Critical thinking is quite different from the exploratory spirit. The critical thinker presumes to already have settled knowledge on all the major issues, to be in a position from which to attack and discredit whatever he takes to be the unjust established order. (Critical thinking always has a predetermined enemy and a pre-determined outcome.) For men like d’Holbach, Helvetius, Diderot, or Voltaire, all the problems of mankind were quite simple: just exterminate Christianity, especially Catholicism, and everyone will be happy, free, and rational. The French Enlightenment accomplished nothing nothing notable because as far as it was concerned there were no outstanding questions.
The philosophes got to try out their ideas, and the rule of Reason brought Terror in Paris, genocide in the Vendee, and war throughout Europe. By the early 19th century, the critical spirit that had been suffocating Europe, having so spectacularly discredited itself, began to subside, and the West had its second great exploratory epoch. We might perhaps start this around 1800 with Dalton’s atomic theory and the 1801 Concordat and end it in the mid-1960s.

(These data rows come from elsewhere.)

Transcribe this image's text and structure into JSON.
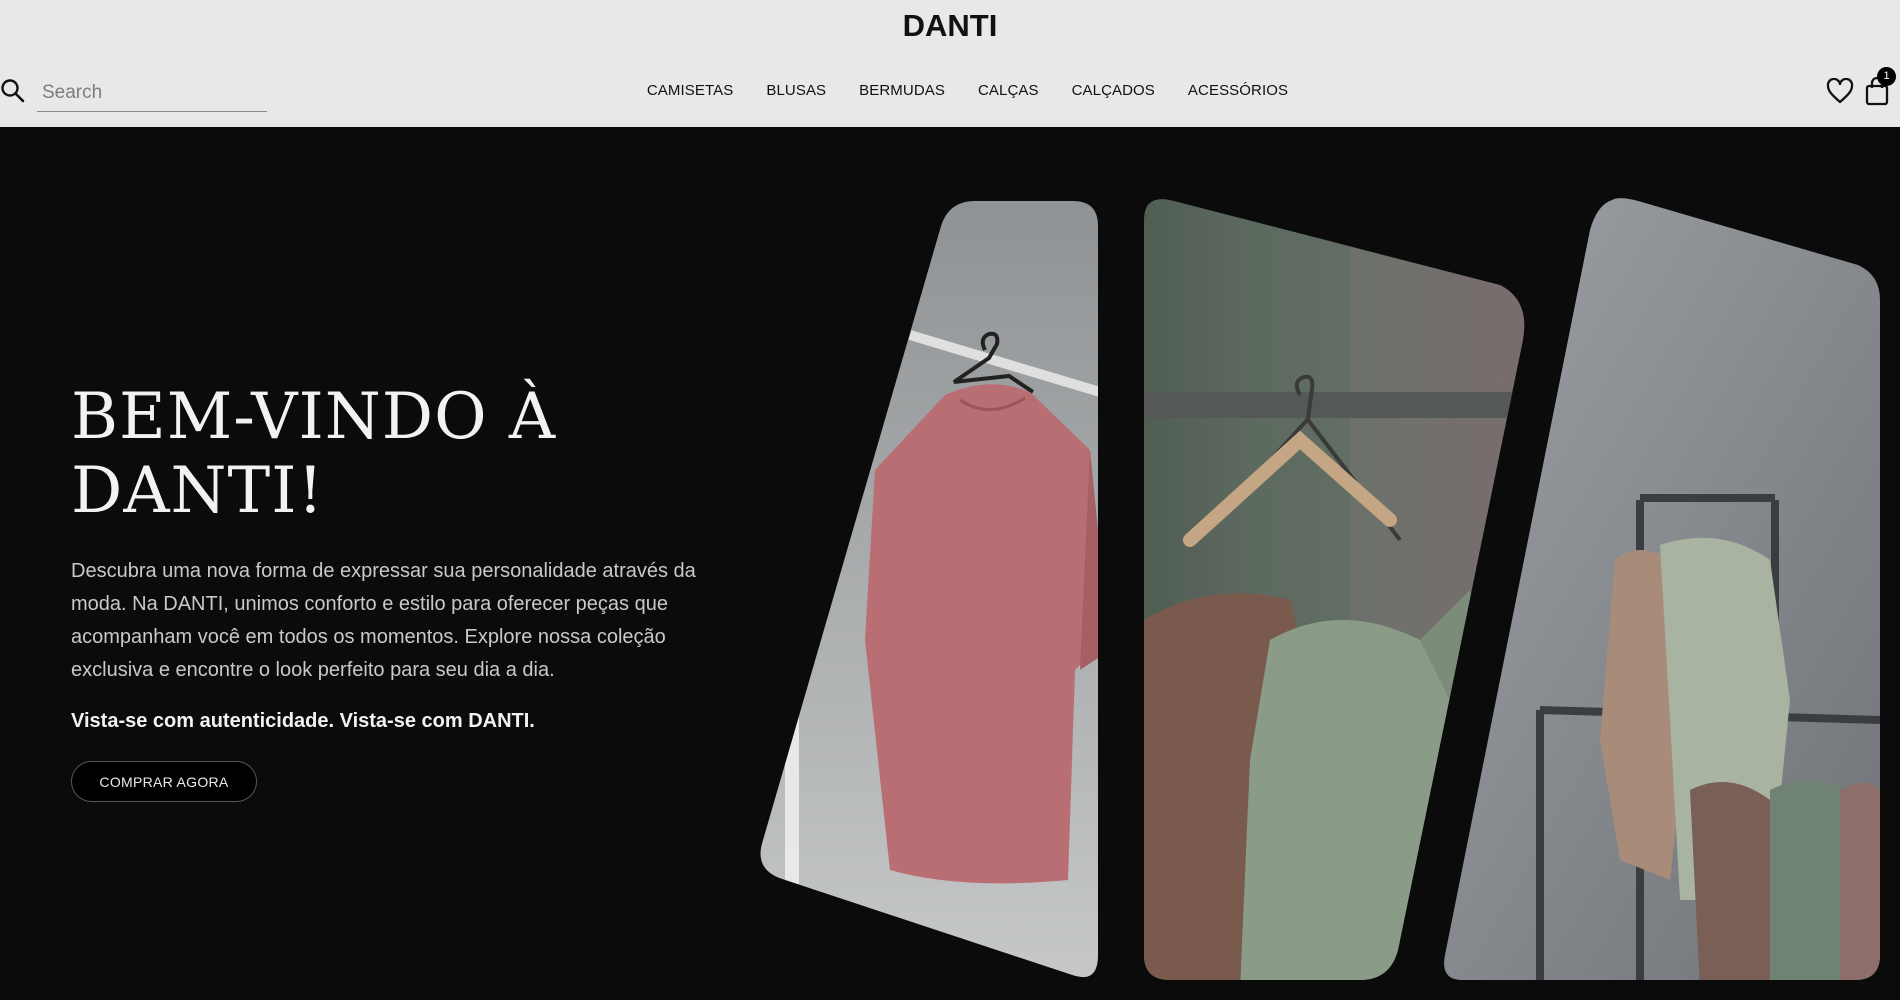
{
  "header": {
    "logo": "DANTI",
    "search_placeholder": "Search",
    "nav": [
      "CAMISETAS",
      "BLUSAS",
      "BERMUDAS",
      "CALÇAS",
      "CALÇADOS",
      "ACESSÓRIOS"
    ],
    "cart_count": "1"
  },
  "hero": {
    "title_line1": "BEM-VINDO À",
    "title_line2": "DANTI!",
    "description": "Descubra uma nova forma de expressar sua personalidade através da moda. Na DANTI, unimos conforto e estilo para oferecer peças que acompanham você em todos os momentos. Explore nossa coleção exclusiva e encontre o look perfeito para seu dia a dia.",
    "tagline": "Vista-se com autenticidade. Vista-se com DANTI.",
    "cta_label": "COMPRAR AGORA"
  },
  "gallery": {
    "images": [
      "pink-tshirt-on-hanger",
      "green-and-brown-shirts-on-rack",
      "hoodies-on-clothing-rack"
    ]
  },
  "colors": {
    "header_bg": "#e8e8e8",
    "hero_bg": "#0b0b0c",
    "text_light": "#f2f2f2",
    "text_muted": "#c9c9c9"
  }
}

To this period belong the great discoveries of electromagnetism, statistical mechanics, the evolution of species, quantum mechanics, and genetics, as well as most of the English, French, and Russian novels most people know of as classics. Even the critics had a sort of exploratory spirit, as with the (bogus) claims of Marx and Freud to have uncovered new sciences. Again, it was a time of terrible wars, and again it was a time of great Christian vitality. Constant secularist attacks make this period no one’s idea of a Christian golden age, but the clergy were even more impressive than before, the age yielded a crop of saints and martyrs to match the Patristic Age, and there was another great effort of worldwide evangelization by Protestants as well as Catholics. Then began another critical age with the “spirit of Vatican II” Christian implosion, and there have been no really great works of art or scientific breakthroughs since.
All I have noted above is a correlation: the historical facts show that Western creativity is positively correlated with Christian vitality, not negatively correlated, as many have carelessly asserted in spite of the clear evidence. I have not argued that Christianity deserves all or most of the credit for these great ages of creativity. The 17th century was a thoroughly Christian affair, but the achievements of the 19th–early 20th century were shared by Christians, Jews, and atheists in comparable measure. And, of course, Christianity had already been the religion of a civilization for a millennium before this spectacular burst of creativity. (This is not to deny that Christendom from Theodosius to Copernicus was more culturally impressive than often acknowledged, nor that the 17th century built on its accomplishments in many ways.) Nor have I given an argument that Christianity is therefore a good thing. From the same evidence, Western creativity is also positively correlated with major wars.
It is possible that the two phenomena of exploration vs. criticism and religious zeal vs. skepticism are correlated because they share a common cause. Indeed this seems probable to me. The smug self-confidence of the new atheist is not the sort of attitude that leads to great breakthroughs. We have none of the great ambitions of past ages. The most impressive thing we can imagine doing is tearing down our own inheritance.